Readers are invited to calculate how much more space would have been wasted if this sample passage had been printed without using Alan Dorey's admirable contractions (culled from his linguistic-reform tract, camouflaged as Gross Encounters 4). And this is but the beginning: in GE4's 77 neologisms we are privileged to glimpse the white-hot crucible of language in the making. Primordial forms appear, contractions as yet unevolved like revi ws and su ely. In such Joycean exuberance it's not surprising to find occasional wittily retrograde steps – tha t, no where, what so ever – and bizarre mutant forms defying comprehension: tazis, wnat, olf, ir, guve, fis, dort and holdtsock.
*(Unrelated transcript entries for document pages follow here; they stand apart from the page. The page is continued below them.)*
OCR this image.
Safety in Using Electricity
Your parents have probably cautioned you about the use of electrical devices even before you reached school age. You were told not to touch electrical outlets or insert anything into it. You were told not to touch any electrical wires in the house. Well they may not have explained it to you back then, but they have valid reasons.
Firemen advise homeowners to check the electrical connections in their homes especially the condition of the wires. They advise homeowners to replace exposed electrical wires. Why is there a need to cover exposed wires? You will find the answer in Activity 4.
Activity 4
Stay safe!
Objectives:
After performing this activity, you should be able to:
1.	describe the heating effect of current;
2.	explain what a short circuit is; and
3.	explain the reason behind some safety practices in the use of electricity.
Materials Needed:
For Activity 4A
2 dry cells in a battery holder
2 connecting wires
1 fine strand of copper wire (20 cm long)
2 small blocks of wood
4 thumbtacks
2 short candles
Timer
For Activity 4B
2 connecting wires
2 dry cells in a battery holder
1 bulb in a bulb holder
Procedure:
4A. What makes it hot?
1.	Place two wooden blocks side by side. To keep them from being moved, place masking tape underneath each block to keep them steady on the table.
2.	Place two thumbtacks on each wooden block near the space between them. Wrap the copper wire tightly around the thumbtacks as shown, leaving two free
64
Thus we begin to lose contact with English itself, drifting out into chaos. From the simple elisions and pleasing ambiguities (e.g. viscious as applied to Ritchie Smith's stomach tackles) of elemental Doreyspeak, one is lured into a maelstrom of half-understood concepts like reoad and repsonse and Koe Nicholas. On has thw feeling of being incesaantly watxhed, on's imformal converstaion id tunred to farntically corruscating indlessness... as evrything goes black, on optomistically feels on kight almost guve an interpretation of such words as guve....
Unfortuantely on can continue incessaantly in this dispicable veign.